Everyone’s family is unique and even a bit quirky at times, but not everyone has a family or family member who creates havoc during holiday gatherings. Remember, most of us have individuated from our family, which makes it triggering when something happens that we are not in alignment with. For some of us, it is quite literally like going into battle when it comes to spending time with family during the holidays, and just as you wouldn’t charge into an unsafe territory without supplies or a strategy, you won’t want to interact with a dysfunctional or difficult family without some proper planning.
Yes, spending time with family is a bit obnoxious, but is it harmful?
A complicated family dynamic or dysfunctional family member are people or person who shows signs of some or all of these characteristics:
- Has no filter or is very negligent with their speech.
- Seems to get angry with little provocation, and often disproportionally so.
- Enjoys conflict (suspicious, opinionated, rigid in thinking) and creates situations that provoke conflict.
- Needs to be the center of attention and becomes hypersensitive or victimized when not included in a conversation, activity, etc.
- Collects injustices that they then hold onto for extended periods of time.
Why do they affect us so much?
We often want to believe that spending time with family during the holidays won't have the power to ruin our enjoyment or self-confidence. However, though we might vent to friends over a bottle of wine reciting phrases such as, “It doesn’t even affect me anymore,” or “I’m just over their drama,” we still find ourselves preparing for the holidays all the same: exhausting possible outcomes, tip-toeing over specific topics, and fighting the urge to sprint out the door.
Enough with "10 step guides to getting along"... How do we survive the holidays, really?
Here’s the thing: There is no easy fix to overcome a difficult family or family member.
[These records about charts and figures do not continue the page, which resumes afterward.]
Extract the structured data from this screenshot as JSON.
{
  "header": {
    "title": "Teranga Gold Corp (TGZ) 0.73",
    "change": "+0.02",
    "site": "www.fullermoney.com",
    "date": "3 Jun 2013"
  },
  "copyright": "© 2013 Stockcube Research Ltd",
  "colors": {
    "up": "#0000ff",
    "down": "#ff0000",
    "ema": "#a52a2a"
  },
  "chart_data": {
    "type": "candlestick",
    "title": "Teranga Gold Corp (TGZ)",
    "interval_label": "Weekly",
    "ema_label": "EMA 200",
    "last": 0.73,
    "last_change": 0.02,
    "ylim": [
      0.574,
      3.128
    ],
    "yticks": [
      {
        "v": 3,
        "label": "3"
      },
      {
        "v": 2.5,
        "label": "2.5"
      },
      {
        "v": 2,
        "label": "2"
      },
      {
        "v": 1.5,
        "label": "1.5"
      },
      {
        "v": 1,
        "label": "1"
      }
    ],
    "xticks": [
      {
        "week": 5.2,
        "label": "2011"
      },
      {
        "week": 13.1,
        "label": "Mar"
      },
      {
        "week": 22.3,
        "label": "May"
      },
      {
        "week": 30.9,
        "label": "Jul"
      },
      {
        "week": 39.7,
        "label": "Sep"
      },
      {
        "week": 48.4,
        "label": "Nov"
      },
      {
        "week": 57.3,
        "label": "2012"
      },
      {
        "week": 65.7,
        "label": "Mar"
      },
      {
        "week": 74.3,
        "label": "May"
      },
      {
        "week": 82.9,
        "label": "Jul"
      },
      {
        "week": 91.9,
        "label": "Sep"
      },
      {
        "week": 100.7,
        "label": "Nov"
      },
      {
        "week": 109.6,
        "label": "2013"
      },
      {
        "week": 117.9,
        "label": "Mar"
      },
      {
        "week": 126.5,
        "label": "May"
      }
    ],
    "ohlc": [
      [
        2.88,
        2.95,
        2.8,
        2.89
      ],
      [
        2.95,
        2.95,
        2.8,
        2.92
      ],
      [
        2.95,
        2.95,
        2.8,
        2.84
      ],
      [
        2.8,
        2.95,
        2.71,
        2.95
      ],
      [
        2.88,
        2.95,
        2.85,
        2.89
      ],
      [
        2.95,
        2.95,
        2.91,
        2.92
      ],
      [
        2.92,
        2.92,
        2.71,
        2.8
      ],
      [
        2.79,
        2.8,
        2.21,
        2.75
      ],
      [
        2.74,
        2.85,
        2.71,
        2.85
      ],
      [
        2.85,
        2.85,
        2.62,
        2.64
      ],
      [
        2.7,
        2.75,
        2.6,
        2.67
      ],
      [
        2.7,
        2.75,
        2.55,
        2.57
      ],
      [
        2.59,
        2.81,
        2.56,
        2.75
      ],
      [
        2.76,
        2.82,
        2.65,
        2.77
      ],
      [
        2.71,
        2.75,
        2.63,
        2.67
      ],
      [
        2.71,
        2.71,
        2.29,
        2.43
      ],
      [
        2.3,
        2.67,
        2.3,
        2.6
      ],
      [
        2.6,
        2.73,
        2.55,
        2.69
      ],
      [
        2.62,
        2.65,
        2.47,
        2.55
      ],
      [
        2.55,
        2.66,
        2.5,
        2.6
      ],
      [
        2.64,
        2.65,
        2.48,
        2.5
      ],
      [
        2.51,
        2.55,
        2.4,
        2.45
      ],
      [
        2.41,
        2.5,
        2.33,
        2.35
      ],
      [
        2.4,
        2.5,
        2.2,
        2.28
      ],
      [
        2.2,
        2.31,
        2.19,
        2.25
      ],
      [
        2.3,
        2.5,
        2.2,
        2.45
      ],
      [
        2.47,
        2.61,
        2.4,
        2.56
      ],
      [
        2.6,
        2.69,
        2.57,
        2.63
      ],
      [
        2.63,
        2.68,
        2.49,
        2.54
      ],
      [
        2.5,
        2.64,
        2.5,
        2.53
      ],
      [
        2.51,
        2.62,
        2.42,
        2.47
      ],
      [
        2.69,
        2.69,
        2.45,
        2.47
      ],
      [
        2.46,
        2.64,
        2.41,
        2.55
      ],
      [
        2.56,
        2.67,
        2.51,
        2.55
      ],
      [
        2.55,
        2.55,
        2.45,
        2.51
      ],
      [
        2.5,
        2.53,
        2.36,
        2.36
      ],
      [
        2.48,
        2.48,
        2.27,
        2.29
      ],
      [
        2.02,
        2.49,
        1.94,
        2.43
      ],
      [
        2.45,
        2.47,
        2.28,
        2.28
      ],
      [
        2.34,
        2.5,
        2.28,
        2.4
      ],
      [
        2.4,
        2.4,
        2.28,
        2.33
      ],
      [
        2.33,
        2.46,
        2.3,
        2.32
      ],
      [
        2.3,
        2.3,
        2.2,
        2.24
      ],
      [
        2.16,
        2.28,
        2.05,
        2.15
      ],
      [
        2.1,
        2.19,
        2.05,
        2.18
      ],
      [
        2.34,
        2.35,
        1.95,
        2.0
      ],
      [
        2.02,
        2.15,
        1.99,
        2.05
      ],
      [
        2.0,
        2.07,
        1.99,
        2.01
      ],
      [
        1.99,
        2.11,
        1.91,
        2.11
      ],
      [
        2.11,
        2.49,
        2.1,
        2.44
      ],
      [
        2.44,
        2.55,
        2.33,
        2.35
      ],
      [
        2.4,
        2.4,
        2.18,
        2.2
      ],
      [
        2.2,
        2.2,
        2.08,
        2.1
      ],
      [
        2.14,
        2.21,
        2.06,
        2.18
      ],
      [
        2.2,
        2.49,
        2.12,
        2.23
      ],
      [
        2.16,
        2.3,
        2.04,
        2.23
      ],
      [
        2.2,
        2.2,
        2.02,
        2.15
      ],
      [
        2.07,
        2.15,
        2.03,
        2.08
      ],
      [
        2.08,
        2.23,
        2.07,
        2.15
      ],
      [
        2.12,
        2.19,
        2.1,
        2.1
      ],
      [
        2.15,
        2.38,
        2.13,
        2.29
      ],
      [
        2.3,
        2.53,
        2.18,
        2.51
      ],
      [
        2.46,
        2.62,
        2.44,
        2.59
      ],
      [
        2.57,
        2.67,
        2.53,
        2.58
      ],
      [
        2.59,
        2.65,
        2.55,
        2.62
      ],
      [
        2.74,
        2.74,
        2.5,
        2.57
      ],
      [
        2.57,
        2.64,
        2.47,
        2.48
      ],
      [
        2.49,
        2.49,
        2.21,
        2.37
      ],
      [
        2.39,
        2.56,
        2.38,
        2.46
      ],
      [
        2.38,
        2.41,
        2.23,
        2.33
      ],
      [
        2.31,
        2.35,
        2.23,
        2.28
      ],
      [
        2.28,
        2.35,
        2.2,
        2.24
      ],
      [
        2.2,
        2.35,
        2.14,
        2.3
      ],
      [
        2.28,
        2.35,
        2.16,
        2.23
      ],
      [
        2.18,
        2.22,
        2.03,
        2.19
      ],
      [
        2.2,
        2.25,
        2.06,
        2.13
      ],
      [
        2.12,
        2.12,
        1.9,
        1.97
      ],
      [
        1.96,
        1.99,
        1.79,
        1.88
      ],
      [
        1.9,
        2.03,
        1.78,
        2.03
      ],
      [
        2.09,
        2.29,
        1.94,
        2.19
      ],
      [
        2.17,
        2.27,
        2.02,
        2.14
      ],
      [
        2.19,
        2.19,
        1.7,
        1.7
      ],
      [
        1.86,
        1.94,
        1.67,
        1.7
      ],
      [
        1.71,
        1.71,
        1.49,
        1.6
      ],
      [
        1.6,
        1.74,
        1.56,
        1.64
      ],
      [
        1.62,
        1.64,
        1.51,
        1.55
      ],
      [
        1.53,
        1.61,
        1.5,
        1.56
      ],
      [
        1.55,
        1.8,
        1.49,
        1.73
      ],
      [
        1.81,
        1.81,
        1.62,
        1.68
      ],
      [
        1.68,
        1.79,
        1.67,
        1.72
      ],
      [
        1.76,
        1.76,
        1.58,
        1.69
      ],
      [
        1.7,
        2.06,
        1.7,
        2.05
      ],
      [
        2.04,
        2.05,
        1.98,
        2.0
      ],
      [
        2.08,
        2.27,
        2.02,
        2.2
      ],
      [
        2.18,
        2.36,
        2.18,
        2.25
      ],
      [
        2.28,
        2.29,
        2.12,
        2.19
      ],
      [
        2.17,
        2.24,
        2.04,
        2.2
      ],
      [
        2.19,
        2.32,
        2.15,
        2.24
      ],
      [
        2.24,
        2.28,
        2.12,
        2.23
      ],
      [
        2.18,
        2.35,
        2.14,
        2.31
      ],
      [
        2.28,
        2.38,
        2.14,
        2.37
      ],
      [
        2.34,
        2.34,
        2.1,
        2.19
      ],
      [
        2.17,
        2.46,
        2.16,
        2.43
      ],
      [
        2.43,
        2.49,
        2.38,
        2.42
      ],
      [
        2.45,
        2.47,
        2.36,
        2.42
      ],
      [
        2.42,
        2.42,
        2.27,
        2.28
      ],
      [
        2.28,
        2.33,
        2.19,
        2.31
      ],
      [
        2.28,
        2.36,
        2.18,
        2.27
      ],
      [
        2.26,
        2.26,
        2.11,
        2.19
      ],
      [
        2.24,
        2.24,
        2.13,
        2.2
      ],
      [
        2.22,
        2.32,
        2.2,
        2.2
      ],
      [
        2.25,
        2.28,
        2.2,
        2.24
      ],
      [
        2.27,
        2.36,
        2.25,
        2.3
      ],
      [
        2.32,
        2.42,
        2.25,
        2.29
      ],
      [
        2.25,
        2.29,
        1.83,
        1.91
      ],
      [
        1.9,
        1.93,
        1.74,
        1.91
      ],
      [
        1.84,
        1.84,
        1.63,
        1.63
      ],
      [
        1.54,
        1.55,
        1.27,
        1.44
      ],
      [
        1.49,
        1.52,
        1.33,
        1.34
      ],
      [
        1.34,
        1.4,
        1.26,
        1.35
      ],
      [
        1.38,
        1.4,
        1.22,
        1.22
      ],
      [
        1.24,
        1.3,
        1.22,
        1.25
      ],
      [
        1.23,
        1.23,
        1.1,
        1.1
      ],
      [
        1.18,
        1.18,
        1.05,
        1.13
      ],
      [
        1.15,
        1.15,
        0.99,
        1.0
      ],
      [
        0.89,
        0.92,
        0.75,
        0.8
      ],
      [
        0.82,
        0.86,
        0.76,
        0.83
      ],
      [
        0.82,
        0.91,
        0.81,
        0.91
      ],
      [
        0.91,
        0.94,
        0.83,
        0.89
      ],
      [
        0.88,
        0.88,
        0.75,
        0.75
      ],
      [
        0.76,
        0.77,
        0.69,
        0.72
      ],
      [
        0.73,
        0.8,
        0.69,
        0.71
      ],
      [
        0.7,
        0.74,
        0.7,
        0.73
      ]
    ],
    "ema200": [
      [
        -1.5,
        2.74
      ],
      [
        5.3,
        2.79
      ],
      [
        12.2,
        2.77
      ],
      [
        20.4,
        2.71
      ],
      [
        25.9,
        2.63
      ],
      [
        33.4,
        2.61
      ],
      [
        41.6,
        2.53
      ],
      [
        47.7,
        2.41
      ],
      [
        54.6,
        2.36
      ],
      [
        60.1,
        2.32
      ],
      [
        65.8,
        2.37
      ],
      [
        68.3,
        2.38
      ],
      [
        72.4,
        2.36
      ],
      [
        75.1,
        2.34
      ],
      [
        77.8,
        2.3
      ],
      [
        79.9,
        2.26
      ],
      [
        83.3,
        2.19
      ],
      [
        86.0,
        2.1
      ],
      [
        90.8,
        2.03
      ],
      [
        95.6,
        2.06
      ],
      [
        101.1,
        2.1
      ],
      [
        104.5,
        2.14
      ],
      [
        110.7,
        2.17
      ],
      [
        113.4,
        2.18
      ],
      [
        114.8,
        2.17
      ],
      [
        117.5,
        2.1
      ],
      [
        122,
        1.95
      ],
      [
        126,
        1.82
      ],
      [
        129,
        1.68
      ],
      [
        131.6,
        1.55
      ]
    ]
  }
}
The drama, guilt trips, and judgments are not usually spurred by your actions at the family gathering but by individuals feeding their insecurities and jealousies.
You are not going to solve the issues of your family over turkey dinner. Try to maintain perspective and differentiate yourself from your family during the holidays. Easier said than done, yes?
There are a few helpful tools that you can add to your emotional arsenal such as:
- Setting boundaries. Decide ahead what you will and will not tolerate.
- Exercising some compassion. Take a 5-second pause before engaging to ask, “Is this even about me?”
- Making an exit plan. We tolerate a great deal of grief from our family members, but everyone has a limit. Your safety and sense of self is paramount. So know how and when it’s time to go. Keep in mind your boundaries.
- Deciding ahead of time what topics of conversations to avoid. No reason to poke the beast.
If you feel like, “I’m going to need therapy after tonight,” you’re probably right.
Often, spending time with family (especially if there is a delicate family dynamic) leaves us feeling emotionally drained or even traumatized to some degree. It is vital for your mental health that you do not accept the dysfunctional behavior as usual or brush off the trauma you’ve experienced.
After the holidays, take time to process the events. This process might be seeking out comfort from friends or sitting down with a professional to help you heal.
Ultimately, surviving family during the holidays is about knowing how to differentiate yourself and your life from the people who are bringing drama as a side dish to dinner. This ability is going to require gathering a set of tools and practices that keep you sane and within your limits of what you feel comfortable doing.